Published: Wed, 07 Mar 2018
R v Dowds  3 All ER 154;
 WLR(D) 43;  Crim LR 612;  MHLR 153;  1 Cr App R 34;  1 WLR 2576;  EWCA Crim 281
MURDER, DIMINISHED RESPONSIBILITY, VOLUNTARY INTOXICATION, PARTIAL DEFENCE
The defendant, Dowds (D), killed his partner with a knife by inflicting 60 wounds on her. He sought to rely on the partial defence of diminished responsibility for ‘recognised medical conditions’ under s. 2(1) Homicide Act 1957 as substituted by s. 52(1) Coroners and Justice Act 2009. Dowds claimed that he was a binge drinker and was so drunk at the time of the killing that he could not remember any of it. According to him, acute intoxication amounted to ‘recognised medical condition’ under s. 2(1)(a) Homicide Act 1957 as substituted by the Coroners and Justice Act 2009. Therefore, it was capable of causing abnormality of mental functioning and thus, to found a partial defence. The judge ruled that voluntary drunkenness was not capable of founding a partial defence and did not raise the issue before the jury. Dowds was consequently convicted of a murder and appealed the decision before the Court of Appeal.

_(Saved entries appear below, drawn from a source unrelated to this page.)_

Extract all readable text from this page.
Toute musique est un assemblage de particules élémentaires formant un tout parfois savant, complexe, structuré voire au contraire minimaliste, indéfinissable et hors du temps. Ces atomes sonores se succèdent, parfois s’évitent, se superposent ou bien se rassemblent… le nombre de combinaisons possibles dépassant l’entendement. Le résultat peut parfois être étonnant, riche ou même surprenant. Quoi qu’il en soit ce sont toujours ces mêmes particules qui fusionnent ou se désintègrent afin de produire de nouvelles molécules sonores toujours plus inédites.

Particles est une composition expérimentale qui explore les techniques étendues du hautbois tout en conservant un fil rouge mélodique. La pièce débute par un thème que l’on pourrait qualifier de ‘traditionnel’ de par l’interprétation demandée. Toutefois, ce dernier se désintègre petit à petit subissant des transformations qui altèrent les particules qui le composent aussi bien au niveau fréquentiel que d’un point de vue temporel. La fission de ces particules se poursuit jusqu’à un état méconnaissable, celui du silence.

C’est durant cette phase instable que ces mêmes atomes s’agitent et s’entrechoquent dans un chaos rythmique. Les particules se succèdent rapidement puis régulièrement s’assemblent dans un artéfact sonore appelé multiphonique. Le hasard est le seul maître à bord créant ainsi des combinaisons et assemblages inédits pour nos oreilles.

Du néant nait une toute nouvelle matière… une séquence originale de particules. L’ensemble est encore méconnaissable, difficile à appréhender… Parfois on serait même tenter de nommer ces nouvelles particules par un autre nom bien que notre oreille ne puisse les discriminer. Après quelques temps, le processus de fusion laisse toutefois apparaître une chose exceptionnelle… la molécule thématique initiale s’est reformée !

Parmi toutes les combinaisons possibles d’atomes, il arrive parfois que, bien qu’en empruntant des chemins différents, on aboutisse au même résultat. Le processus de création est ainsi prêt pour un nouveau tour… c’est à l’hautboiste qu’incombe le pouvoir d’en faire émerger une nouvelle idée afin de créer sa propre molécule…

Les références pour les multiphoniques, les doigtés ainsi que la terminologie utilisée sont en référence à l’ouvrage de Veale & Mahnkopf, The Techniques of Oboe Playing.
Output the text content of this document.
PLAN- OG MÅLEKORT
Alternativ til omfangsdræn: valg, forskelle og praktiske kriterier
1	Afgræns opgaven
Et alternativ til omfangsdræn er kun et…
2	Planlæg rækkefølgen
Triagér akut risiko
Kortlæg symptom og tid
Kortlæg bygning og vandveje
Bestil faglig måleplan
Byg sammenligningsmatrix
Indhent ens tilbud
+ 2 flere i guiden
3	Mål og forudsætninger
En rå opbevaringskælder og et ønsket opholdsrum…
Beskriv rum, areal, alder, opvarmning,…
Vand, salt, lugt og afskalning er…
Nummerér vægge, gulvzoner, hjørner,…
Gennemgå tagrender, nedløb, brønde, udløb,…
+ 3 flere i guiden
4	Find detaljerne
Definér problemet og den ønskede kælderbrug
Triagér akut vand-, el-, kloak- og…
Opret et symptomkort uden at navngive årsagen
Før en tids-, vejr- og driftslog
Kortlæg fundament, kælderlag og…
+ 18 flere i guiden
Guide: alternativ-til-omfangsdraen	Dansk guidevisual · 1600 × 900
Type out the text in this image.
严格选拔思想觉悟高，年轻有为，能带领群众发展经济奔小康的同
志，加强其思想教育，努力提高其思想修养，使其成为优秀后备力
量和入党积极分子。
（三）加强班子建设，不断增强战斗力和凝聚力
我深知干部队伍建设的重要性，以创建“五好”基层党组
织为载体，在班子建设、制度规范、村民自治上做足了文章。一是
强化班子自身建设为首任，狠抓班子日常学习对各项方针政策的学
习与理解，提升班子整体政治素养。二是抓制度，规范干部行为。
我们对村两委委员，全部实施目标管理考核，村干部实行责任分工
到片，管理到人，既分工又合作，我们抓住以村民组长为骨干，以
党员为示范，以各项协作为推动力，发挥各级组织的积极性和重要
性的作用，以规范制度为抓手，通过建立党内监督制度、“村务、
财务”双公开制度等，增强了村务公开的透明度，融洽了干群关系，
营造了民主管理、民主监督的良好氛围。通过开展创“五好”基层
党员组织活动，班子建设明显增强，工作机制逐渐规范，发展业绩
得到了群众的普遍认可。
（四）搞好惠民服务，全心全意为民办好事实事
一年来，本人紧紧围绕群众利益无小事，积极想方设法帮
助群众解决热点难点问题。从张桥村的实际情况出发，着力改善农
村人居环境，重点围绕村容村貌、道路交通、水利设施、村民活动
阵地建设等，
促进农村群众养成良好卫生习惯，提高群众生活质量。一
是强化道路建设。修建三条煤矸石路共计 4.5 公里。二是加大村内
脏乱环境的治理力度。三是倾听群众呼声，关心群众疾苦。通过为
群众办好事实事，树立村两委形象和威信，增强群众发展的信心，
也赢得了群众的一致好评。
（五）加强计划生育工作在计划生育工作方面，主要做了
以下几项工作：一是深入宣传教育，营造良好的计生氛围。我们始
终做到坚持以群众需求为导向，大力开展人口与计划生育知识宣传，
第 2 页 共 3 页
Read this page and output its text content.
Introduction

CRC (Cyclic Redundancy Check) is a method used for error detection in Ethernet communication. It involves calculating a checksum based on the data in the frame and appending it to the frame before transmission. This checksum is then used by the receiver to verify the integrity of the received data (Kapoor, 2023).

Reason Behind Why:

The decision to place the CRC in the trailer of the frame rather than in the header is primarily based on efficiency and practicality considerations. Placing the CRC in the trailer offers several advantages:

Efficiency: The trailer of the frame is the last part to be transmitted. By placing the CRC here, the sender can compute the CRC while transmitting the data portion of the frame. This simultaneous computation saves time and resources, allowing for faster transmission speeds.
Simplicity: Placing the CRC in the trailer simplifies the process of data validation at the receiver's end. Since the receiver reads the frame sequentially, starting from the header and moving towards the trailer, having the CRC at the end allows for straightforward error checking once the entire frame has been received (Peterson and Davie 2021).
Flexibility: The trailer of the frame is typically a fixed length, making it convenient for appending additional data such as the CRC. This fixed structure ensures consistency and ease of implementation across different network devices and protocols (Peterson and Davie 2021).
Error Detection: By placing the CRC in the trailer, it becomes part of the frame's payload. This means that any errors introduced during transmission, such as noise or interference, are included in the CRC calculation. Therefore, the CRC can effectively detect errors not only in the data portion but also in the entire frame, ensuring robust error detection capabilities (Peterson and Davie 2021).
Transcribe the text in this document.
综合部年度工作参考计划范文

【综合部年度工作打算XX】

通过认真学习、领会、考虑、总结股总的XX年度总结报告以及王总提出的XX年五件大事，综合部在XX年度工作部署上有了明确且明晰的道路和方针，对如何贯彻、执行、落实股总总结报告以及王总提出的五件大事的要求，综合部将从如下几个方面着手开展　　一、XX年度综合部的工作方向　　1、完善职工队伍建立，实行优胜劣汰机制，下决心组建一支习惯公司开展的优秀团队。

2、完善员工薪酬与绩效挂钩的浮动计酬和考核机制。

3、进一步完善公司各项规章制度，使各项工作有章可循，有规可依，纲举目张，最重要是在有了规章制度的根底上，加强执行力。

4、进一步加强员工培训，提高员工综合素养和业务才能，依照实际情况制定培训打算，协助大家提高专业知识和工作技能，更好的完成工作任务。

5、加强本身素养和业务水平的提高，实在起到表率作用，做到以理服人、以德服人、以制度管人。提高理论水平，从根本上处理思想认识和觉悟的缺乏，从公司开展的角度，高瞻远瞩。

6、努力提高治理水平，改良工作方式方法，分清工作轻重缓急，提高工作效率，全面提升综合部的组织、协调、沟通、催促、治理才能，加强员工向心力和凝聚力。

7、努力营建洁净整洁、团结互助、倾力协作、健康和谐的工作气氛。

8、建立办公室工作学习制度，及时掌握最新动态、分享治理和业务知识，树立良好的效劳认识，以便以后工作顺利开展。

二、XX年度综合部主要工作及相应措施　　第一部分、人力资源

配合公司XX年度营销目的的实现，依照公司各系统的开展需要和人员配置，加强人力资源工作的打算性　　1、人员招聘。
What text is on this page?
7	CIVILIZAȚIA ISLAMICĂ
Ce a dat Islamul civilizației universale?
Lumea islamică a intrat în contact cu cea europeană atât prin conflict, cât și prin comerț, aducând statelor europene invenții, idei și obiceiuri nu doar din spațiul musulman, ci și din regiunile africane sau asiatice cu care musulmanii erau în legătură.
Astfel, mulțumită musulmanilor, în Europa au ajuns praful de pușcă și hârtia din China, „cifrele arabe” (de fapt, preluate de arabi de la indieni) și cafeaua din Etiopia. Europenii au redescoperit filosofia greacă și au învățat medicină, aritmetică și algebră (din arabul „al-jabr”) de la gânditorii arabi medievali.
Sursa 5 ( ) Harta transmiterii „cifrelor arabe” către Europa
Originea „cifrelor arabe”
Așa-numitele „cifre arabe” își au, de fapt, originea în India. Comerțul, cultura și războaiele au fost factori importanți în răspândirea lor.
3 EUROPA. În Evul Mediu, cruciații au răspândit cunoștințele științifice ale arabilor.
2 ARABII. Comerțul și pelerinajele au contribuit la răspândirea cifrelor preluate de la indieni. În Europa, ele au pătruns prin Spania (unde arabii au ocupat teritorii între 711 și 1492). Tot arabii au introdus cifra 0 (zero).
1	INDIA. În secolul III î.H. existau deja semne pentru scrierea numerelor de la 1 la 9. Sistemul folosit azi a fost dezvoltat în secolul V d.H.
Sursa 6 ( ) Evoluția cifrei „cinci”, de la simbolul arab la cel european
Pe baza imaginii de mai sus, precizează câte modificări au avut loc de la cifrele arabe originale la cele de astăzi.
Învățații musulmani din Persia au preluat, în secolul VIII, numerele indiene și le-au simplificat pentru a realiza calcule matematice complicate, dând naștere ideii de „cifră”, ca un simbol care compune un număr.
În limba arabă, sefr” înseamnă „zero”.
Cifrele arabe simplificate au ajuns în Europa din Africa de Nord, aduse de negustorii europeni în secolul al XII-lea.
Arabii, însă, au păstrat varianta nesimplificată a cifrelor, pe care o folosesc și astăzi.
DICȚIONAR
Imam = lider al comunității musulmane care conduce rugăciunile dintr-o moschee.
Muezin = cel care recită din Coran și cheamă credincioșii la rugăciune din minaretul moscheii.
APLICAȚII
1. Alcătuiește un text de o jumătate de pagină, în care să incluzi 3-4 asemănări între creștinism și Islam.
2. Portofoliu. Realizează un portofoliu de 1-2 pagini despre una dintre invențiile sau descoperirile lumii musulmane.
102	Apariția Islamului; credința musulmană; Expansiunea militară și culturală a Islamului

Is voluntary acute intoxication capable of founding a partial defence of diminished responsibility under s. 2(1) Homicide Act 1957?
(1) Voluntary acute intoxication cannot by itself found a partial defence of diminished responsibility to manslaughter.
(2) S. 2(1) Homicide Act 1957 was not amended by s. 52(1) Coroners and Justice Act 2009 with the intention of going against this established practice of law.
(3) If Parliament had had such an intention, it would have made it explicit.
(4) Such an intention cannot be inferred from introducing the term ‘recognised medical condition’ into the law of diminished responsibility. The term was introduced as a response to new developments in medicine and psychiatry, not as an alteration of the law on voluntary intoxication.